A week after the European Union (EU) implemented its new timber sourcing regulation, which is likely to hit the Indian woodware industry -- a major contributor to handicraft exports, India Wednesday said its implementation should be based on the practicality of existing systems within the country so as to achieve the intended results.

"India's wood industry is largely in the unorganised sector even as we are one of the biggest exporters of wood products to the Europe," Sumanta Chaudhuri, joint secretary, Commerce and Industry Ministry, told a roundtable meeting of a EU delegation in India.

"We would rather prefer reinventing our foreign trade mechanism in this sector than going for a complete overhaul of the system." 

The European Union Timber Regulation (EUTR), which came into force on April 3, requires importers and traders of timber products in all the 27 member-states to ensure that the imported wood has been sourced legally from the country of harvest.

According to experts, the EUTR envisages that those European wood product importers who source from India for the first time are required to exercise "due diligence" to minimise timber entering in the supply chain.

The wood industry on the other hand said that the new regulation would inevitably affect Indian exporters of wood products to Europe, as there is still lack of awareness among exporters about the EUTR.

"The purpose is noble.

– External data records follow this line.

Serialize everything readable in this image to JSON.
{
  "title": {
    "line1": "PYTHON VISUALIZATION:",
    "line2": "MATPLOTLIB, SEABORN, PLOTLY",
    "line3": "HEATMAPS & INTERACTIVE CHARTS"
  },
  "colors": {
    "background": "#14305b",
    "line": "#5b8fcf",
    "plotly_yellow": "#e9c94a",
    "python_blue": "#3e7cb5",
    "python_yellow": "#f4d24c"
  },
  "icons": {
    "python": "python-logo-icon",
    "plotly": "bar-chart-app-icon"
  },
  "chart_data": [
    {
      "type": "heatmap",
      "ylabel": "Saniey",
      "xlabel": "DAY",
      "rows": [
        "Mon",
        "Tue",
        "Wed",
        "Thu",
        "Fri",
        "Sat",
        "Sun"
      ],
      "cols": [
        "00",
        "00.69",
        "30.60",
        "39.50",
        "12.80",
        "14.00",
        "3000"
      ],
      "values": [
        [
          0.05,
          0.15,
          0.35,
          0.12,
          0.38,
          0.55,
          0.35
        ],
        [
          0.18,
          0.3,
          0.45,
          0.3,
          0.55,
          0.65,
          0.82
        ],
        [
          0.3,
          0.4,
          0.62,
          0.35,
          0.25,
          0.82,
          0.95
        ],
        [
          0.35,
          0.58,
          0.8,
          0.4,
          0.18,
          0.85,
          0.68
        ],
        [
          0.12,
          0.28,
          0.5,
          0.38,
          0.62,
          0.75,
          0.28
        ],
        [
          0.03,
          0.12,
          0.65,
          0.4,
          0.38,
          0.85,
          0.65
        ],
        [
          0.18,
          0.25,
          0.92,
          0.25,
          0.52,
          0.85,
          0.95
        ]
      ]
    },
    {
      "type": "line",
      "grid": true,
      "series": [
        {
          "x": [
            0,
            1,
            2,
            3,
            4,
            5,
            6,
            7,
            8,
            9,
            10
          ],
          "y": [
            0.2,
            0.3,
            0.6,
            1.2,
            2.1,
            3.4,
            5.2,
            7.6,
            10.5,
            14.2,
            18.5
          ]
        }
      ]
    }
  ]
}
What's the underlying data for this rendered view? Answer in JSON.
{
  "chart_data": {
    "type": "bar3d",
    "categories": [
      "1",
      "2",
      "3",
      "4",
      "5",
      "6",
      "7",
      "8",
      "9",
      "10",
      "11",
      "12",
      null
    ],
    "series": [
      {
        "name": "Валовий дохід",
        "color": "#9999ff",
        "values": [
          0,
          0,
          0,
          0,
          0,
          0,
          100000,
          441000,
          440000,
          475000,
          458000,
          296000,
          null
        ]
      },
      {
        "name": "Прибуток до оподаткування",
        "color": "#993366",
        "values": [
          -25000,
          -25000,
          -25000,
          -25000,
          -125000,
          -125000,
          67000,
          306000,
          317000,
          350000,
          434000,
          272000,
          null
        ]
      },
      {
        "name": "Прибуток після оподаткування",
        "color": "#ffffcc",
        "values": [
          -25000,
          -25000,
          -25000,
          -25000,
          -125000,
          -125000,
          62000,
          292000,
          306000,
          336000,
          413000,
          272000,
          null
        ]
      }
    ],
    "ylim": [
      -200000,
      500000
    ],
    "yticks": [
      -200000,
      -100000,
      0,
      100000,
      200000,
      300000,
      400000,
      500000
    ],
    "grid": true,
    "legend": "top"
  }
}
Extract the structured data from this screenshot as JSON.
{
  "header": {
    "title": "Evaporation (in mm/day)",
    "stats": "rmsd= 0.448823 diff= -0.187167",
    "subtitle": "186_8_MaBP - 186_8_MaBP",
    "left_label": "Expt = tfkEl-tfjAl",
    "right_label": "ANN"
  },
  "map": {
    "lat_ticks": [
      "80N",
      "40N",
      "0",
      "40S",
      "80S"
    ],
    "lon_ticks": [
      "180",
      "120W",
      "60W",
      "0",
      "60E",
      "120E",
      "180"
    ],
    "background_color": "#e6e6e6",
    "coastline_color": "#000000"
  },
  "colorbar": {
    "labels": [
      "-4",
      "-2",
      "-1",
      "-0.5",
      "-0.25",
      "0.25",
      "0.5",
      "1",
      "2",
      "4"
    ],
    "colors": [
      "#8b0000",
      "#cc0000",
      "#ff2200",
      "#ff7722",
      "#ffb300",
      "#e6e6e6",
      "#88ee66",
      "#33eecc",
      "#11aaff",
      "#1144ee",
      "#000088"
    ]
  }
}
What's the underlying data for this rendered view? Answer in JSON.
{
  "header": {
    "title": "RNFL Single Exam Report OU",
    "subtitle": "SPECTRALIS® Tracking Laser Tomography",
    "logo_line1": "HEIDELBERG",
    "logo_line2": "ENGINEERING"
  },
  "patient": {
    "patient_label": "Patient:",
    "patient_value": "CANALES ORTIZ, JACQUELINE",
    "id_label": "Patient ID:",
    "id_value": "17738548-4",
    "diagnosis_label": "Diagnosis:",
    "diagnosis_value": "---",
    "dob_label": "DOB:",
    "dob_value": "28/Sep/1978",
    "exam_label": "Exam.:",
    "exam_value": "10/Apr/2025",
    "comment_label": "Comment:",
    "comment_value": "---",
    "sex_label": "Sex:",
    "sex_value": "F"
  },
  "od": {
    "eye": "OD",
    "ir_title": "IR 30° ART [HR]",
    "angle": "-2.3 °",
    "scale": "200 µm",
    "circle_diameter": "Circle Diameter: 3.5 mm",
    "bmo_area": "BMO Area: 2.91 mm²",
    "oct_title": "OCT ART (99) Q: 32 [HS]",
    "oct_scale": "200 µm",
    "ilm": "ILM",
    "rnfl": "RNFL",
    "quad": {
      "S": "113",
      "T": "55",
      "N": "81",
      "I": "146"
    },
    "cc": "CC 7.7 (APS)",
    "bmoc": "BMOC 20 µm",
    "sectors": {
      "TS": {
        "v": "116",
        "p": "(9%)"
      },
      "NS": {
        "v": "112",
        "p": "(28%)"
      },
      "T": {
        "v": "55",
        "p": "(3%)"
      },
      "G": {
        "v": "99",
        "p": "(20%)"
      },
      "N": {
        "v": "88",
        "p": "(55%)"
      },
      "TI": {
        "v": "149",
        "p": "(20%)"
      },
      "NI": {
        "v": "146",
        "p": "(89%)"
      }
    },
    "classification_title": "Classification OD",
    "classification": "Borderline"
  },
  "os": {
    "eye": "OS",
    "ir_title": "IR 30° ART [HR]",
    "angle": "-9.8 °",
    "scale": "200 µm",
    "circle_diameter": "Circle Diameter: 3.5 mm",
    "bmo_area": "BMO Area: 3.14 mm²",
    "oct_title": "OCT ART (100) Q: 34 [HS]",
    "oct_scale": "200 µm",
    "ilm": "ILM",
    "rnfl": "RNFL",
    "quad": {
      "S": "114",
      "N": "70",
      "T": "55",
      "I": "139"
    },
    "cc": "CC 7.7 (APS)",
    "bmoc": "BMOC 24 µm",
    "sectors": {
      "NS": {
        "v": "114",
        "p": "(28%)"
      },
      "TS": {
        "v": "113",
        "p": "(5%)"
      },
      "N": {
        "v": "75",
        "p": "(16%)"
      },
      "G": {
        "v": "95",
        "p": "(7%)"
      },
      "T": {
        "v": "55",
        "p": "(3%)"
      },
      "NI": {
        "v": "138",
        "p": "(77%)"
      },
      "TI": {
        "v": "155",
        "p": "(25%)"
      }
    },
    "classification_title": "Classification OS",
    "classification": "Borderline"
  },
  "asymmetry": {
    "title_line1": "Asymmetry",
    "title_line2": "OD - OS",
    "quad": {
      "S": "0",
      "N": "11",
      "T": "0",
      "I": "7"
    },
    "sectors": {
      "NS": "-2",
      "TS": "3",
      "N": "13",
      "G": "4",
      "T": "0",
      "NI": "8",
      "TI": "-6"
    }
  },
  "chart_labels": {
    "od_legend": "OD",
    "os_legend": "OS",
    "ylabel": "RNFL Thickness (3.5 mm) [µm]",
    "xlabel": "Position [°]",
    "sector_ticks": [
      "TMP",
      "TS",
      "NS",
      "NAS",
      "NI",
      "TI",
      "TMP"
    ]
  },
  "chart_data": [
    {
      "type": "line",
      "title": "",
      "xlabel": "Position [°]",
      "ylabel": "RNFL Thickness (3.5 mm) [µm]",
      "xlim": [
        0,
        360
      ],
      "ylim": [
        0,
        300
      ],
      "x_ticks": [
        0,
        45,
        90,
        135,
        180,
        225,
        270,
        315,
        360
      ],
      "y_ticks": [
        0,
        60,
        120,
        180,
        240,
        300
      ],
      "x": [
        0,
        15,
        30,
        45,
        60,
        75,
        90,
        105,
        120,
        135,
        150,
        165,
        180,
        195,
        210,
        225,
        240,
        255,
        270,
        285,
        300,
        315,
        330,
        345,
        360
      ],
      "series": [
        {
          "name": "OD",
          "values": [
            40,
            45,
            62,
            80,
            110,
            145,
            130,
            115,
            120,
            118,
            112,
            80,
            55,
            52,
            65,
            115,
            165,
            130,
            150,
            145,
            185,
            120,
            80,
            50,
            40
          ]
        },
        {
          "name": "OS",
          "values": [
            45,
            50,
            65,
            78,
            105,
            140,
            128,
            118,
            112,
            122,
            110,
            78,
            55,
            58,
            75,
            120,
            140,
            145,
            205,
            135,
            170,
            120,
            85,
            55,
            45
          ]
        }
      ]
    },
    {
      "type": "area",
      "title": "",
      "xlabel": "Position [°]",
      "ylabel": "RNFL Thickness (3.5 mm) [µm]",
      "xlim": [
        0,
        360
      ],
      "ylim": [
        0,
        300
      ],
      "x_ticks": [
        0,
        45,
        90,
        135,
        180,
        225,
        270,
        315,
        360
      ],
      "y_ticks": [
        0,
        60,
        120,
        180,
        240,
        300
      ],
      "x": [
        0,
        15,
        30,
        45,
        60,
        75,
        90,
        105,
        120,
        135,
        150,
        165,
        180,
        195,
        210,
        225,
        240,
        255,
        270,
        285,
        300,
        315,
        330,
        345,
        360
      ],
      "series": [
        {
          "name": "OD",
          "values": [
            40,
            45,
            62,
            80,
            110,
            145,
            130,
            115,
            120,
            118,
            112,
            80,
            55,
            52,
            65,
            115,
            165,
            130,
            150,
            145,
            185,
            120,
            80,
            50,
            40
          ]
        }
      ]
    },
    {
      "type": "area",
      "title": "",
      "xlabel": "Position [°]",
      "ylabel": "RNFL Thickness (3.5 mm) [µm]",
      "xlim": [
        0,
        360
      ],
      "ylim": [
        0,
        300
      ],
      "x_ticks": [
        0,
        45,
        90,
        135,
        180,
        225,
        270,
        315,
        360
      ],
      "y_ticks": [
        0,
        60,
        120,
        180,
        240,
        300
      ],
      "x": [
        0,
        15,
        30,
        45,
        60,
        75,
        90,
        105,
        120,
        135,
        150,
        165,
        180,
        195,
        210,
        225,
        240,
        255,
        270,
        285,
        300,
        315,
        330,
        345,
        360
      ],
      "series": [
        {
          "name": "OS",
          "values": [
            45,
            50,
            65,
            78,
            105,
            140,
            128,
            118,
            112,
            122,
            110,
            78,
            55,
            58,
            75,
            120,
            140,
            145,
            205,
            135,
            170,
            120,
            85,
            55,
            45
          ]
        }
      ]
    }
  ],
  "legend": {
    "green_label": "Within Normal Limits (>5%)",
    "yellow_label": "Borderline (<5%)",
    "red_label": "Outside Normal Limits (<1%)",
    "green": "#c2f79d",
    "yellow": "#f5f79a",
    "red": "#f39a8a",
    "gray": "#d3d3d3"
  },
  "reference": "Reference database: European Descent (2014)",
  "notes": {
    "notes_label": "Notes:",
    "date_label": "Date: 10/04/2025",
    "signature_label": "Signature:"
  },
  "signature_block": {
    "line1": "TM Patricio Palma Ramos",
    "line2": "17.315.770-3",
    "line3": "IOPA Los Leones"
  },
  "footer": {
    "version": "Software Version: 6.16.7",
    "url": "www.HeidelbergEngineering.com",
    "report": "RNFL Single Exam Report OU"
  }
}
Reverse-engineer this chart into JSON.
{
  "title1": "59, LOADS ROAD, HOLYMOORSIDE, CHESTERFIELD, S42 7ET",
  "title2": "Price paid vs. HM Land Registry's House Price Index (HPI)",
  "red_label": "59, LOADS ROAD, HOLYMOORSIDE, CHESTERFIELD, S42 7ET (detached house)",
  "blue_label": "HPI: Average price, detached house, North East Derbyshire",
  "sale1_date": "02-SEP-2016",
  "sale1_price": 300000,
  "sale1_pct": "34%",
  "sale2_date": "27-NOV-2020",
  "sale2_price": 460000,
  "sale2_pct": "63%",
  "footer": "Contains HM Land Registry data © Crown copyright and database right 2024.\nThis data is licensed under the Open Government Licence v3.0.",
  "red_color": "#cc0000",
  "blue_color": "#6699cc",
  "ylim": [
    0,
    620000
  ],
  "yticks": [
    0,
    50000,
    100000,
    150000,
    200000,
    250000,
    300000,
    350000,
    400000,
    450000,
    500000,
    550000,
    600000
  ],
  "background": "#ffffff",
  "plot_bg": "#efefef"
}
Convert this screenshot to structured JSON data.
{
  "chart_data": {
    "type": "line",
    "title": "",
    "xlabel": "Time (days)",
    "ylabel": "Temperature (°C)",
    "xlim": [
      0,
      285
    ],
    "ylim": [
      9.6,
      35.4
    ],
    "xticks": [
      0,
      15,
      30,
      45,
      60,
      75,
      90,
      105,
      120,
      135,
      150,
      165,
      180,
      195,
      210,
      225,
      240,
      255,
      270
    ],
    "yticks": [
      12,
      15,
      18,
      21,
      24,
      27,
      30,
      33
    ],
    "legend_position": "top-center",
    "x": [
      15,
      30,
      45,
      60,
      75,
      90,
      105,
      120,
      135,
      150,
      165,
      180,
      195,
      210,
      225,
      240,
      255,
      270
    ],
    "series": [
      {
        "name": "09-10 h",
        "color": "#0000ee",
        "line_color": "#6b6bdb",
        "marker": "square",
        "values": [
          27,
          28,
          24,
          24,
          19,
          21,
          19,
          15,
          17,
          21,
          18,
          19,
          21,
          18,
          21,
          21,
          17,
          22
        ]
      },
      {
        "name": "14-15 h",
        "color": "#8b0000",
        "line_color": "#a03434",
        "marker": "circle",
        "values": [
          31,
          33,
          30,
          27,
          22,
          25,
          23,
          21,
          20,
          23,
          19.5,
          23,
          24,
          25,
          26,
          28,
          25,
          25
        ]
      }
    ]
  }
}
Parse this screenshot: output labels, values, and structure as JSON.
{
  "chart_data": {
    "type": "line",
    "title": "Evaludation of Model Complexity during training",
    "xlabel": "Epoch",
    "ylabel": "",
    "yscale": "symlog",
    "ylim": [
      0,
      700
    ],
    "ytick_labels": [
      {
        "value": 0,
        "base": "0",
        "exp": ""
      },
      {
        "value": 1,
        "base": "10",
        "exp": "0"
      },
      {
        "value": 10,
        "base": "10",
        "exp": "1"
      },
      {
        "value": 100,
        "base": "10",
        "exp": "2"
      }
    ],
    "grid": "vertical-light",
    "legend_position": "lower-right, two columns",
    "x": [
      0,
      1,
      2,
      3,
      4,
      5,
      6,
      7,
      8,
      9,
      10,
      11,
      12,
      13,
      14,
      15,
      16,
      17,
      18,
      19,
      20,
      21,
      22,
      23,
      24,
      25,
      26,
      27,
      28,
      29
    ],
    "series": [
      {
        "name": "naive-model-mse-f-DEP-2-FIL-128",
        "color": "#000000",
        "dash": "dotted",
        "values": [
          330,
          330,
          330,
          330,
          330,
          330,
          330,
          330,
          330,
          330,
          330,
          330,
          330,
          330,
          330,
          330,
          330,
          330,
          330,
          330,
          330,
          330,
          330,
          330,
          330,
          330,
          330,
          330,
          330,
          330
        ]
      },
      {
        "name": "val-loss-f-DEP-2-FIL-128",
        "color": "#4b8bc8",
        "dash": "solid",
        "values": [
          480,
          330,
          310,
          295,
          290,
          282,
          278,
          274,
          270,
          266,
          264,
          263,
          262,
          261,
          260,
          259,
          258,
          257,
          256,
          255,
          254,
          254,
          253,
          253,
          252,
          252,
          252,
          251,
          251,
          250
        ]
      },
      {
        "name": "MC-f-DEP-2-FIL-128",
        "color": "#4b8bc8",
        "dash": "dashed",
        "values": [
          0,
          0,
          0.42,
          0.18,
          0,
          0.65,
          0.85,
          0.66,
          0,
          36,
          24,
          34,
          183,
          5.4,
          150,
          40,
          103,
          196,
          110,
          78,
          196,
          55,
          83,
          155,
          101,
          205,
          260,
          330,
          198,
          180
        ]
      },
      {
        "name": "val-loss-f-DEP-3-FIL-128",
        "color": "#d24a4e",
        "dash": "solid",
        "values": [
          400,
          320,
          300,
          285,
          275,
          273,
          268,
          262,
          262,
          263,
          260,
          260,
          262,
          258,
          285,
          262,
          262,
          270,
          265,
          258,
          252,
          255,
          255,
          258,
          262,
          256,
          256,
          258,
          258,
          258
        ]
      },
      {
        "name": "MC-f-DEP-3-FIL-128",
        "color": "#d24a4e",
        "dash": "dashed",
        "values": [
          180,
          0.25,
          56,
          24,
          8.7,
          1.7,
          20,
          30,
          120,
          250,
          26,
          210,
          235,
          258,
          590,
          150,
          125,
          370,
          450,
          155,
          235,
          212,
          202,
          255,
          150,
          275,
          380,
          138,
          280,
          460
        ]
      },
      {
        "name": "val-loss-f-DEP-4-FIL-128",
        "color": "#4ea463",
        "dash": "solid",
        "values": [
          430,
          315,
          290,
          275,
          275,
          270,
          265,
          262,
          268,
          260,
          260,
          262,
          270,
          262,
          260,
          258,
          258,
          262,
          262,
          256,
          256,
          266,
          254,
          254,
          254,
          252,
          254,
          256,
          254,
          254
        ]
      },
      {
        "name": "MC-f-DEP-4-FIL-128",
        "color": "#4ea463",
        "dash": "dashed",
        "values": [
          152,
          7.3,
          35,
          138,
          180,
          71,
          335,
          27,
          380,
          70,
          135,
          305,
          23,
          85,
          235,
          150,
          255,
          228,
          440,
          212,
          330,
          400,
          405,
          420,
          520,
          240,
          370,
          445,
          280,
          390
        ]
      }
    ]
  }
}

But then the same set of laws would not work in all the (timber exporting) countries," Chaudhuri said at the inaugural session of the day-long event convened in the capital by the European Forest Institute (EFI) in association with Chemicals & Allied Products Export Promotion Council, Export Promotion Council for Handicrafts (EPCH). 

The EUTR comes at a time when India's exports of plywood and wooden handicrafts to Europe had logged remarkable rise in 2012-13 compared the year-ago period, he added.

A recent report exposed up to 30 per cent of the global timber supply is illegal, evidence that illegal logging requires a unified response from the initial producer all the way through to final consumer.